MedBrief Minimum Data Protection Standards

MedBrief has established a 5-factor test that has to be passed to our satisfaction for a processing environment, including a third party processing environment, such as a web-hosting company or cloud computing provider to be identified as a MedBrief Approved Processing Environment, meaning a data hosting or data processing systems environment listed at https://medbrief.com/regions/ that has been identified by MedBrief as offering adequate technical and other safeguards for the processing of Personal Data including Sensitive Data. 

The 5 main factors that we consider, in addition to other specific factors that we may reasonably determine to be relevant, are the following:

1. Data Residency and Sovereignty

   The most fundamental feature of our assessment is consideration of the region where servers are located for legal jurisdictional purposes, data residency and sovereignty purposes and to ensure efficient compliance with laws, regulations and contractual obligations.

2. Comprehensive Security Certifications

   We look for comprehensive security compliance portfolios that are regularly audited and certified against the leading internationally and region-specific standards that must include the following minimum international security certifications: ISO/IEC 27001 (Information Security Management Systems); ISO/IEC 27017 (Code of Practice for Information Security Controls for Cloud Services).

3. Privacy Certifications

   We look for comprehensive security compliance portfolios that are regularly audited and certified against leading internationally and region-specific standards and that must include ISO/IEC 27018 (Code of Practice for Protection of PII in Public Clouds) to safeguard against any secondary use of personal data.

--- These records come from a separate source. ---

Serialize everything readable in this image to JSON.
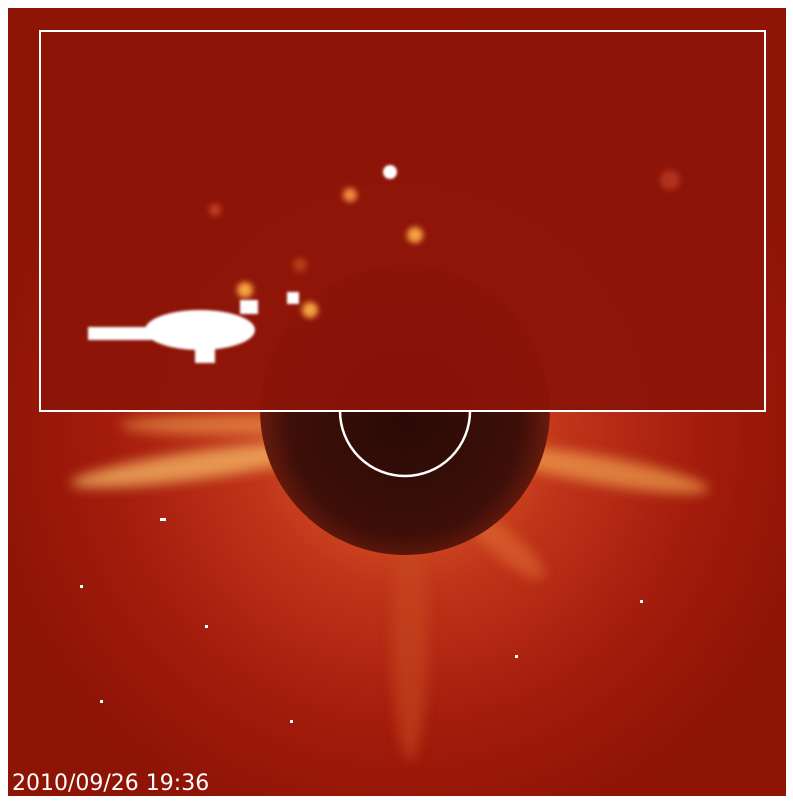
{
  "timestamp": "2010/09/26 19:36"
}
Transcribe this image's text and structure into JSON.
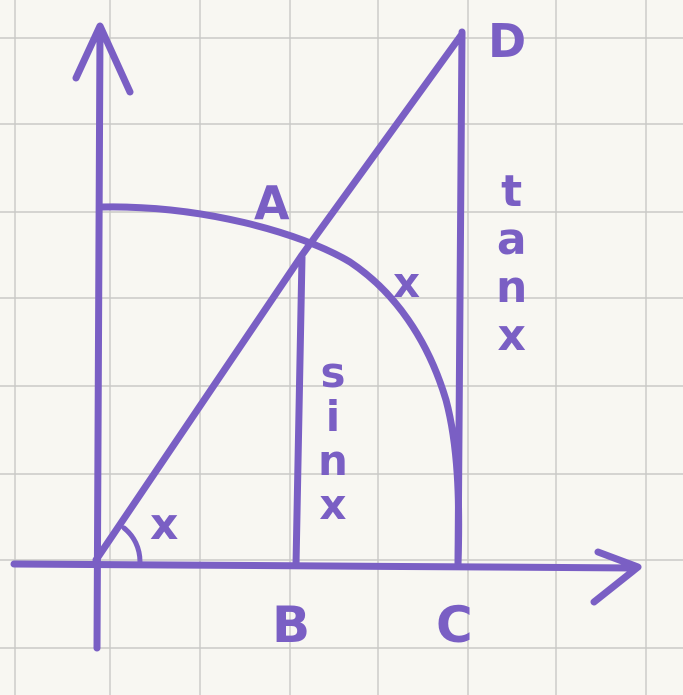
{
  "labels": {
    "point_a": "A",
    "point_b": "B",
    "point_c": "C",
    "point_d": "D",
    "angle": "x",
    "arc": "x"
  },
  "sin_label": [
    "s",
    "i",
    "n",
    "x"
  ],
  "tan_label": [
    "t",
    "a",
    "n",
    "x"
  ],
  "colors": {
    "ink": "#7a5fc4",
    "grid": "#c9c9c6",
    "paper": "#f8f7f2"
  }
}
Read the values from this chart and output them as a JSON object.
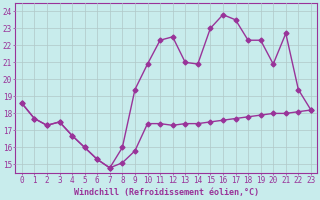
{
  "xlabel": "Windchill (Refroidissement éolien,°C)",
  "bg_color": "#c8ecec",
  "line_color": "#993399",
  "grid_color": "#b0c8c8",
  "xlim": [
    -0.5,
    23.5
  ],
  "ylim": [
    14.5,
    24.5
  ],
  "yticks": [
    15,
    16,
    17,
    18,
    19,
    20,
    21,
    22,
    23,
    24
  ],
  "xticks": [
    0,
    1,
    2,
    3,
    4,
    5,
    6,
    7,
    8,
    9,
    10,
    11,
    12,
    13,
    14,
    15,
    16,
    17,
    18,
    19,
    20,
    21,
    22,
    23
  ],
  "curve1_x": [
    0,
    1,
    2,
    3,
    4,
    5,
    6,
    7,
    8,
    9,
    10,
    11,
    12,
    13,
    14,
    15,
    16,
    17,
    18,
    19,
    20,
    21,
    22,
    23
  ],
  "curve1_y": [
    18.6,
    17.7,
    17.3,
    17.5,
    16.7,
    16.0,
    15.3,
    14.8,
    15.1,
    15.8,
    17.4,
    17.4,
    17.3,
    17.4,
    17.4,
    17.5,
    17.6,
    17.7,
    17.8,
    17.9,
    18.0,
    18.0,
    18.1,
    18.2
  ],
  "curve2_x": [
    0,
    1,
    2,
    3,
    4,
    5,
    6,
    7,
    8,
    9,
    10,
    11,
    12,
    13,
    14,
    15,
    16,
    17,
    18,
    19,
    20,
    21,
    22,
    23
  ],
  "curve2_y": [
    18.6,
    17.7,
    17.3,
    17.5,
    16.7,
    16.0,
    15.3,
    14.8,
    16.0,
    19.4,
    20.9,
    22.3,
    22.5,
    21.0,
    20.9,
    23.0,
    23.8,
    23.5,
    22.3,
    22.3,
    20.9,
    22.7,
    19.4,
    18.2
  ],
  "marker_size": 2.5,
  "line_width": 1.0,
  "tick_fontsize": 5.5,
  "xlabel_fontsize": 6.0
}
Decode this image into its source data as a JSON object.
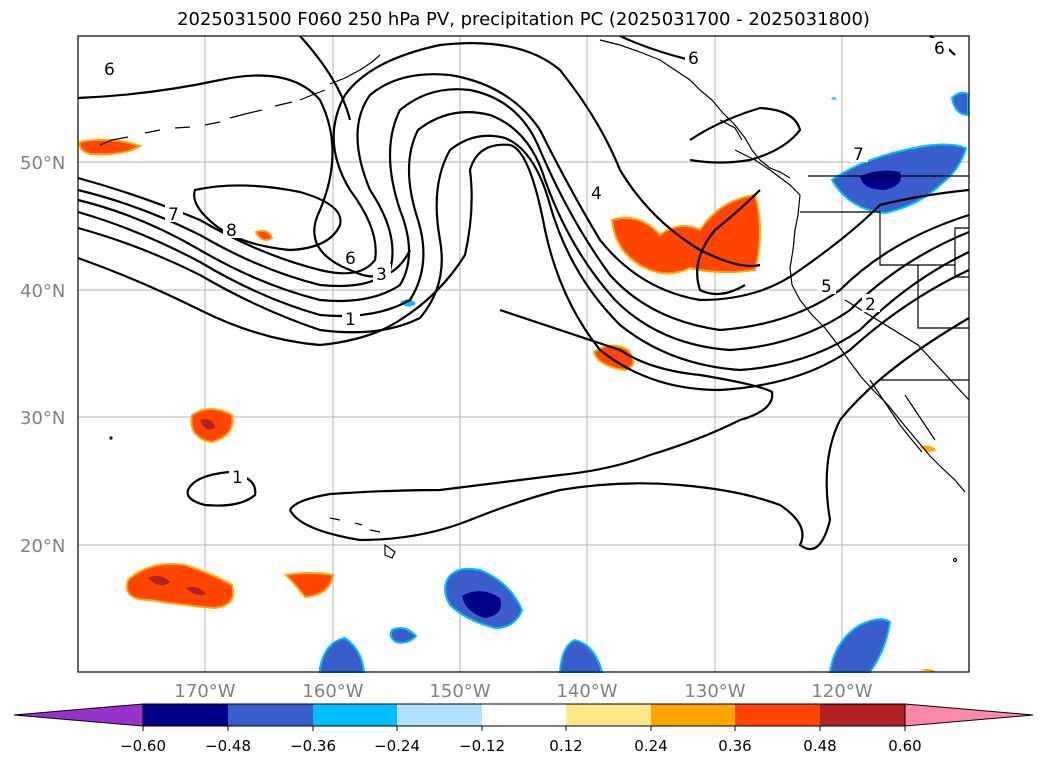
{
  "title": "2025031500 F060 250 hPa PV, precipitation PC (2025031700 - 2025031800)",
  "map": {
    "lat_labels": [
      "50°N",
      "40°N",
      "30°N",
      "20°N"
    ],
    "lon_labels": [
      "170°W",
      "160°W",
      "150°W",
      "140°W",
      "130°W",
      "120°W"
    ],
    "gridlines": true,
    "pv_contour_labels": [
      "6",
      "6",
      "6",
      "7",
      "8",
      "6",
      "3",
      "1",
      "4",
      "7",
      "5",
      "2",
      "1"
    ]
  },
  "colorbar": {
    "ticks": [
      "−0.60",
      "−0.48",
      "−0.36",
      "−0.24",
      "−0.12",
      "0.12",
      "0.24",
      "0.36",
      "0.48",
      "0.60"
    ],
    "colors": [
      "#9932CC",
      "#00008B",
      "#3A5FCD",
      "#00BFFF",
      "#B0E2FF",
      "#FFFFFF",
      "#FFE88A",
      "#FFA500",
      "#FF4500",
      "#B22222",
      "#FF88AA"
    ]
  }
}
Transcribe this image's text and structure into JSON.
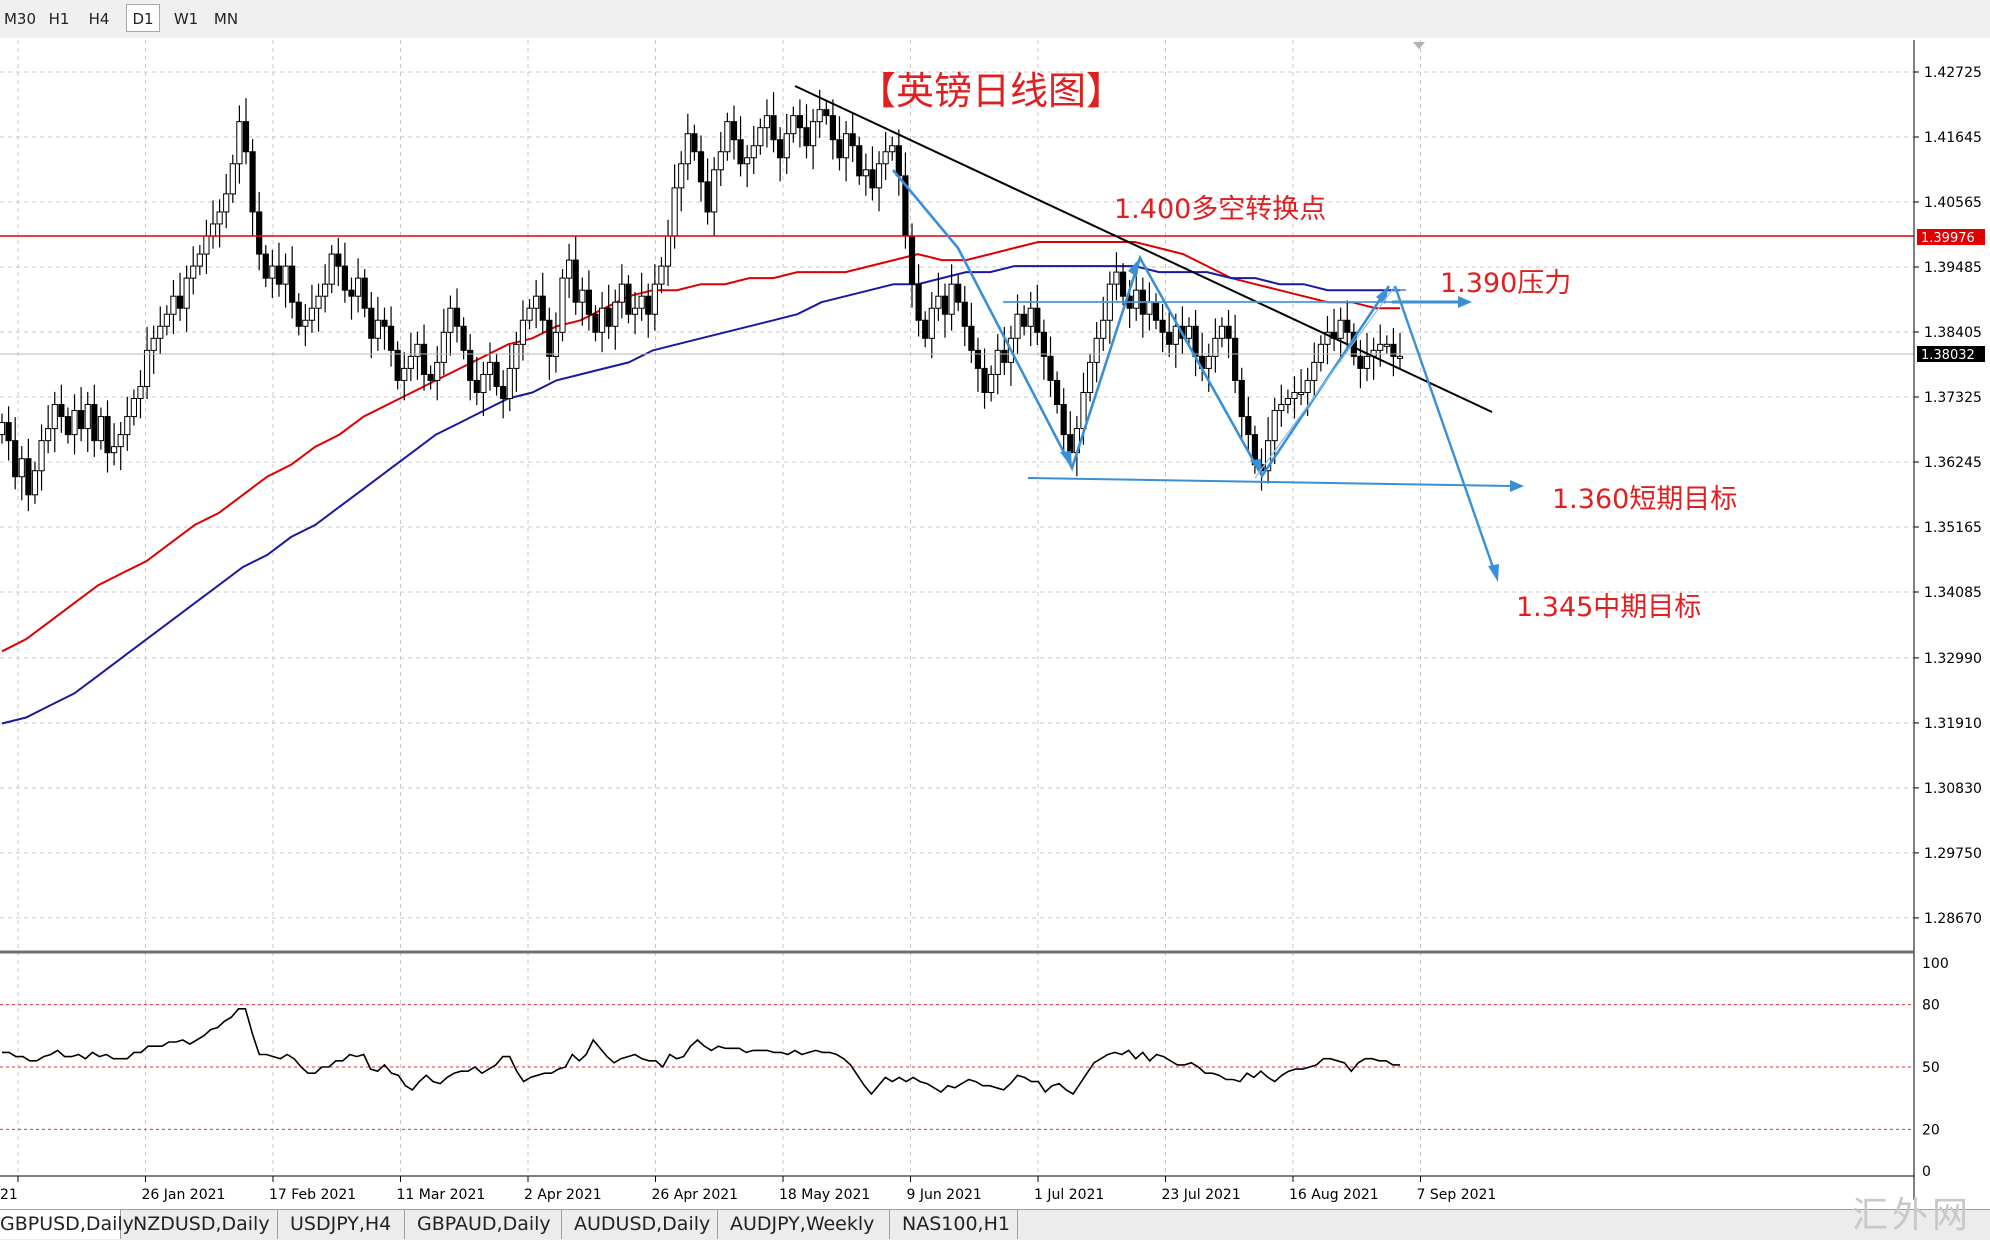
{
  "toolbar": {
    "timeframes": [
      {
        "label": "M30",
        "active": false
      },
      {
        "label": "H1",
        "active": false
      },
      {
        "label": "H4",
        "active": false
      },
      {
        "label": "D1",
        "active": true
      },
      {
        "label": "W1",
        "active": false
      },
      {
        "label": "MN",
        "active": false
      }
    ]
  },
  "tabs": [
    {
      "label": "GBPUSD,Daily",
      "active": true
    },
    {
      "label": "NZDUSD,Daily",
      "active": false
    },
    {
      "label": "USDJPY,H4",
      "active": false
    },
    {
      "label": "GBPAUD,Daily",
      "active": false
    },
    {
      "label": "AUDUSD,Daily",
      "active": false
    },
    {
      "label": "AUDJPY,Weekly",
      "active": false
    },
    {
      "label": "NAS100,H1",
      "active": false
    }
  ],
  "watermark": "汇外网",
  "chart_data": {
    "type": "candlestick",
    "title": "【英镑日线图】",
    "symbol": "GBPUSD,Daily",
    "x_labels": [
      "21",
      "26 Jan 2021",
      "17 Feb 2021",
      "11 Mar 2021",
      "2 Apr 2021",
      "26 Apr 2021",
      "18 May 2021",
      "9 Jun 2021",
      "1 Jul 2021",
      "23 Jul 2021",
      "16 Aug 2021",
      "7 Sep 2021"
    ],
    "price_axis": {
      "ticks": [
        "1.42725",
        "1.41645",
        "1.40565",
        "1.39485",
        "1.38405",
        "1.37325",
        "1.36245",
        "1.35165",
        "1.34085",
        "1.32990",
        "1.31910",
        "1.30830",
        "1.29750",
        "1.28670"
      ],
      "ylim": [
        1.2803,
        1.431
      ]
    },
    "current_price": "1.38032",
    "red_level": "1.39976",
    "closes": [
      1.369,
      1.366,
      1.36,
      1.363,
      1.357,
      1.361,
      1.366,
      1.368,
      1.372,
      1.37,
      1.367,
      1.371,
      1.368,
      1.372,
      1.366,
      1.37,
      1.364,
      1.365,
      1.367,
      1.37,
      1.373,
      1.375,
      1.381,
      1.383,
      1.385,
      1.387,
      1.39,
      1.388,
      1.393,
      1.395,
      1.397,
      1.4,
      1.402,
      1.404,
      1.407,
      1.412,
      1.419,
      1.414,
      1.404,
      1.397,
      1.393,
      1.395,
      1.392,
      1.395,
      1.389,
      1.385,
      1.386,
      1.388,
      1.39,
      1.392,
      1.397,
      1.395,
      1.391,
      1.39,
      1.393,
      1.388,
      1.383,
      1.386,
      1.385,
      1.381,
      1.376,
      1.378,
      1.38,
      1.382,
      1.377,
      1.376,
      1.379,
      1.384,
      1.388,
      1.385,
      1.381,
      1.376,
      1.374,
      1.377,
      1.379,
      1.375,
      1.373,
      1.378,
      1.382,
      1.386,
      1.388,
      1.39,
      1.386,
      1.38,
      1.384,
      1.393,
      1.396,
      1.389,
      1.391,
      1.387,
      1.384,
      1.388,
      1.385,
      1.389,
      1.392,
      1.387,
      1.388,
      1.39,
      1.387,
      1.392,
      1.395,
      1.4,
      1.408,
      1.412,
      1.417,
      1.414,
      1.409,
      1.404,
      1.411,
      1.414,
      1.419,
      1.416,
      1.412,
      1.413,
      1.415,
      1.418,
      1.42,
      1.416,
      1.413,
      1.417,
      1.42,
      1.418,
      1.415,
      1.419,
      1.421,
      1.42,
      1.416,
      1.413,
      1.417,
      1.415,
      1.41,
      1.411,
      1.408,
      1.412,
      1.414,
      1.415,
      1.41,
      1.4,
      1.392,
      1.386,
      1.383,
      1.388,
      1.39,
      1.387,
      1.392,
      1.389,
      1.385,
      1.381,
      1.378,
      1.374,
      1.377,
      1.381,
      1.379,
      1.383,
      1.387,
      1.385,
      1.388,
      1.384,
      1.38,
      1.376,
      1.372,
      1.367,
      1.364,
      1.368,
      1.374,
      1.379,
      1.383,
      1.386,
      1.392,
      1.394,
      1.39,
      1.388,
      1.391,
      1.387,
      1.389,
      1.386,
      1.384,
      1.382,
      1.385,
      1.383,
      1.385,
      1.38,
      1.378,
      1.38,
      1.383,
      1.385,
      1.383,
      1.376,
      1.37,
      1.367,
      1.362,
      1.361,
      1.366,
      1.371,
      1.372,
      1.373,
      1.374,
      1.374,
      1.376,
      1.379,
      1.382,
      1.384,
      1.383,
      1.386,
      1.384,
      1.38,
      1.378,
      1.38,
      1.381,
      1.382,
      1.382,
      1.38,
      1.38
    ],
    "moving_averages": [
      {
        "color": "#dd0000",
        "values": [
          1.331,
          1.333,
          1.336,
          1.339,
          1.342,
          1.344,
          1.346,
          1.349,
          1.352,
          1.354,
          1.357,
          1.36,
          1.362,
          1.365,
          1.367,
          1.37,
          1.372,
          1.374,
          1.376,
          1.378,
          1.38,
          1.382,
          1.383,
          1.385,
          1.386,
          1.388,
          1.39,
          1.391,
          1.391,
          1.392,
          1.392,
          1.393,
          1.393,
          1.394,
          1.394,
          1.394,
          1.395,
          1.396,
          1.397,
          1.396,
          1.396,
          1.397,
          1.398,
          1.399,
          1.399,
          1.399,
          1.399,
          1.399,
          1.398,
          1.397,
          1.395,
          1.393,
          1.392,
          1.391,
          1.39,
          1.389,
          1.389,
          1.388,
          1.388
        ]
      },
      {
        "color": "#1a1aa0",
        "values": [
          1.319,
          1.32,
          1.322,
          1.324,
          1.327,
          1.33,
          1.333,
          1.336,
          1.339,
          1.342,
          1.345,
          1.347,
          1.35,
          1.352,
          1.355,
          1.358,
          1.361,
          1.364,
          1.367,
          1.369,
          1.371,
          1.373,
          1.374,
          1.376,
          1.377,
          1.378,
          1.379,
          1.381,
          1.382,
          1.383,
          1.384,
          1.385,
          1.386,
          1.387,
          1.389,
          1.39,
          1.391,
          1.392,
          1.392,
          1.393,
          1.394,
          1.394,
          1.395,
          1.395,
          1.395,
          1.395,
          1.395,
          1.395,
          1.394,
          1.394,
          1.394,
          1.393,
          1.393,
          1.392,
          1.392,
          1.391,
          1.391,
          1.391,
          1.391
        ]
      }
    ],
    "annotations": [
      {
        "text": "1.400多空转换点",
        "color": "#dd2222"
      },
      {
        "text": "1.390压力",
        "color": "#dd2222"
      },
      {
        "text": "1.360短期目标",
        "color": "#dd2222"
      },
      {
        "text": "1.345中期目标",
        "color": "#dd2222"
      }
    ],
    "oscillator": {
      "ticks": [
        "100",
        "80",
        "50",
        "20",
        "0"
      ],
      "levels": [
        80,
        50,
        20
      ],
      "ylim": [
        0,
        100
      ],
      "values": [
        57,
        57,
        55,
        55,
        53,
        53,
        55,
        56,
        58,
        55,
        55,
        56,
        54,
        57,
        55,
        56,
        54,
        54,
        54,
        57,
        57,
        60,
        60,
        60,
        62,
        62,
        63,
        61,
        63,
        65,
        68,
        69,
        72,
        74,
        78,
        78,
        66,
        56,
        56,
        55,
        54,
        56,
        54,
        50,
        47,
        47,
        50,
        50,
        53,
        53,
        56,
        55,
        56,
        49,
        48,
        51,
        47,
        46,
        41,
        39,
        43,
        46,
        43,
        42,
        45,
        47,
        48,
        48,
        50,
        47,
        49,
        51,
        55,
        55,
        48,
        43,
        45,
        46,
        47,
        47,
        49,
        50,
        56,
        53,
        56,
        63,
        59,
        55,
        52,
        54,
        55,
        56,
        54,
        53,
        53,
        50,
        56,
        54,
        55,
        60,
        63,
        60,
        58,
        60,
        59,
        59,
        59,
        57,
        58,
        58,
        58,
        57,
        57,
        56,
        58,
        56,
        57,
        58,
        57,
        57,
        56,
        54,
        51,
        46,
        41,
        37,
        41,
        45,
        43,
        45,
        43,
        45,
        43,
        42,
        40,
        38,
        41,
        40,
        42,
        44,
        43,
        41,
        41,
        40,
        39,
        42,
        46,
        45,
        43,
        43,
        38,
        41,
        42,
        39,
        37,
        42,
        47,
        52,
        54,
        56,
        57,
        56,
        58,
        54,
        57,
        53,
        56,
        55,
        53,
        51,
        51,
        52,
        50,
        47,
        47,
        46,
        44,
        44,
        43,
        47,
        45,
        48,
        45,
        43,
        46,
        48,
        49,
        49,
        50,
        51,
        54,
        54,
        53,
        52,
        48,
        52,
        54,
        54,
        53,
        53,
        51,
        51
      ]
    }
  }
}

4. High Availability and Disaster Recovery

   ISO 9001 (Quality Management Systems); and ISO 22301 (Business Continuity Management Systems) are minimum requirements to be identified as a MedBrief Approved Processing Environment. We view the presence of two distinct regions within one territory as an systems architectural feature promoting robust disaster recovery. Data can be automatically replicated between the two locations, which are physically separate enough to be isolated from regional disasters. This enables MedBrief to deliver highly resilient applications, ensuring business continuity and minimal downtime for their clients.

5. Security-as-a-Service and Integrated Security Posture

   Processing environment providers may provide extensive "security-as-a-service" as a standard and integrated part of the processing environment platform, including security assessments, secure network infrastructures, infrastructure monitoring and protection, identity and access management, including secure APIs and end-points to third party systems in the same data centres using private IP addresses within the same data centre network protecting network traffic from reaching the Internet.